6. The pedestrian attribute recognition method according to claim 1, wherein obtaining the number and proportion of pedestrians of different attribute of the category and different age attribute according to the classification result includes:

storing the classification result into a pedestrian attribute text, and counting word frequencies of the classification result in the pedestrian attribute text to obtain the number of pedestrians and the proportion of pedestrians with different attribute of different ages; wherein the gender attribute comprises male and female; the age attribute includes teenagers, young adults, and elderly people.

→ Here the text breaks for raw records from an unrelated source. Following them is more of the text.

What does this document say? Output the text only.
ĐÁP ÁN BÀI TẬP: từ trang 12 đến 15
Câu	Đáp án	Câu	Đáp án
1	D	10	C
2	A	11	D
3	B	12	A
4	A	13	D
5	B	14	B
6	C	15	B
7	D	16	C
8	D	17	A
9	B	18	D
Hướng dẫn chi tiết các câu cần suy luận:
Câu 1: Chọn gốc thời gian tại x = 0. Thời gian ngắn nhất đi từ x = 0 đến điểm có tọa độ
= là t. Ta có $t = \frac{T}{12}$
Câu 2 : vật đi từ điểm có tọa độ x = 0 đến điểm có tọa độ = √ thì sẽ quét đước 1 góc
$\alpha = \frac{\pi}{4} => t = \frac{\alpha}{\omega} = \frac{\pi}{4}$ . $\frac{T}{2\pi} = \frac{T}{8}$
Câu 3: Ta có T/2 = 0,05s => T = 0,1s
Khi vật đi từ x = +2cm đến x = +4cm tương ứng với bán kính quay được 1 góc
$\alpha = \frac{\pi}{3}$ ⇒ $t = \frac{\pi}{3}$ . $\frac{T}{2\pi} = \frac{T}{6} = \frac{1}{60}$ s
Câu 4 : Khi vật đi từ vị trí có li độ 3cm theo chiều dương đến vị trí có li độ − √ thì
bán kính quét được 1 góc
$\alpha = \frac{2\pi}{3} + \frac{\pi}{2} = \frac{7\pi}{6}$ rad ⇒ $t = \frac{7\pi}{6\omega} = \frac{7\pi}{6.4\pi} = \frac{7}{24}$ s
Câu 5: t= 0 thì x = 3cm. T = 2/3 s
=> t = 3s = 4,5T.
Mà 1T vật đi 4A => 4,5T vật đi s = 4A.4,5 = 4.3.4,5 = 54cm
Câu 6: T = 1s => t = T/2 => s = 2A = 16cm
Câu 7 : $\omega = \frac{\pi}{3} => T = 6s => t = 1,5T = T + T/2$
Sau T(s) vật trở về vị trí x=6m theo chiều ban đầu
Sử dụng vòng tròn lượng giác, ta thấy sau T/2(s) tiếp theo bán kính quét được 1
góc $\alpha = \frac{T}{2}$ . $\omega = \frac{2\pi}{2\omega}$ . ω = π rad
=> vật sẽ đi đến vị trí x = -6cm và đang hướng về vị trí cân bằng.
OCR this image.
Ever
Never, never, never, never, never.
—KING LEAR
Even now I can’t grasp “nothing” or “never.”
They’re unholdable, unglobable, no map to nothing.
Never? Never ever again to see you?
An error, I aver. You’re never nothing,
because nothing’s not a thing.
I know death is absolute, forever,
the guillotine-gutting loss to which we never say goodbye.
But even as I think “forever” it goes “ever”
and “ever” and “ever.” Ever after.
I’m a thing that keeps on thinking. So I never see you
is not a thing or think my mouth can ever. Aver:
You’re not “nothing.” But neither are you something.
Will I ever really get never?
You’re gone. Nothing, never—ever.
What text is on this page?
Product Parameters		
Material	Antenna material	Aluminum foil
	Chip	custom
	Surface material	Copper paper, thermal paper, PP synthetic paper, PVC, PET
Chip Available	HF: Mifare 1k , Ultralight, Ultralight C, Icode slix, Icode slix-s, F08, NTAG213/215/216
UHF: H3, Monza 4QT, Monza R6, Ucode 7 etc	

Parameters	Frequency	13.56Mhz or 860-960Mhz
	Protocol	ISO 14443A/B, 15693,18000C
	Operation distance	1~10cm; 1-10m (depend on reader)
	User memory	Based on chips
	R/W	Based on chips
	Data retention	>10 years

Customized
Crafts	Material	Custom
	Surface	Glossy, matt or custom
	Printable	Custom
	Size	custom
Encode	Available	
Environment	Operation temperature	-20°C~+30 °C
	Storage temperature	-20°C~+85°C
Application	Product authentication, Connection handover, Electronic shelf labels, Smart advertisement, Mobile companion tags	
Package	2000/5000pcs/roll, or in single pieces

7. A pedestrian attribute identification system, comprising:

the acquisition module is used for acquiring a real-time video, extracting an image frame from the real-time video, inputting the image frame into a trained target detection model, and obtaining a pedestrian image output by the trained target detection model;

the recognition module is used for inputting the pedestrian image into a trained pedestrian recognition model and obtaining a classification result output by the trained pedestrian recognition model according to preset pedestrian attributes; wherein the preset pedestrian attribute comprises a gender attribute and an age attribute;

the counting module is used for obtaining the number of pedestrians and the proportion of pedestrians with different attribute of different ages according to the classification result;

acquiring a real-time video;

8. An electronic device comprising a memory and a processor, wherein the memory has stored therein a computer program, the processor being arranged to run the computer program to perform the method of identifying a pedestrian attribute as claimed in any one of claims 1 to 6.

9. A storage medium, characterized in that the storage medium has stored therein a computer program, wherein the computer program is arranged to perform the method of identifying a pedestrian attribute according to any one of claims 1 to 6 at run-time.